20 July 2011

Looking for Abby

The brain which Igor is ordered to steal is labeled as belonging to "Hans Delbrück, scientist and saint". A real-life Hans Delbrück was a nineteenth-century military historian; his son Max Delbrück was a twentieth-century biochemist and Nobel laureate.

Every time Frau Blücher's name is mentioned, horses are heard whinnying as if afraid of her name. Many viewers mistakenly believe that Blücher means "glue" in German; however, Blücher is a well-known German surname. The German term for glue is der Kleber, or tierischer Leim for animal glue. Brooks suggested in a 2000 interview that he had based the joke on the erroneous translation, which he had heard from someone else.
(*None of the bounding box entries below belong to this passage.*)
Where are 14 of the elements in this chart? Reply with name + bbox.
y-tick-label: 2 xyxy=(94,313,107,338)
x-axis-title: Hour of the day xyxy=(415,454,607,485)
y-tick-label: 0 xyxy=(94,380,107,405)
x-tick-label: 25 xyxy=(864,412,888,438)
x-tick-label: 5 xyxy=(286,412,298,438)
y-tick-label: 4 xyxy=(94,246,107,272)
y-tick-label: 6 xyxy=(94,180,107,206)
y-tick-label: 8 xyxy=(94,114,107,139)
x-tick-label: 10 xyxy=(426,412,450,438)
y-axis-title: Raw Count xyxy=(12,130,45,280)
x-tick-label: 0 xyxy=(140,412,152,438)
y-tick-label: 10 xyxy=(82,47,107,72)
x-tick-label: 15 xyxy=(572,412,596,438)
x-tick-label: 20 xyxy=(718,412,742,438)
In an interview, Cloris Leachman said that Mel had told her that that is why he named her character Blücher.  In the audio commentary, Mel Brooks explains that the horses are whinnying to show us that Frau Blücher is an ominous character: "They're terrified of her; God only knows what she does to them when nobody else is around."
Photo via Old Hollywood.

1 comment:

  1. Hah! One of the kids' favourite films, that. The Frau Blucher gag is a favourite round here - our nine year old found last year's teacher was a fan, so there was a fair bit of silly stuff.
    Don't know if next year's teacher has the same sense of humour.

    Trouble with watching films your peers don't know is they don't get the references - our son was being bullied at school, the favourite being a rather aggressive "What have you been saying about my mother?" to which he replied "Your mother was a hampster and your father smelled of elderberries."
    Luckily a passing teacher got the gag and waded in to prevent a fight.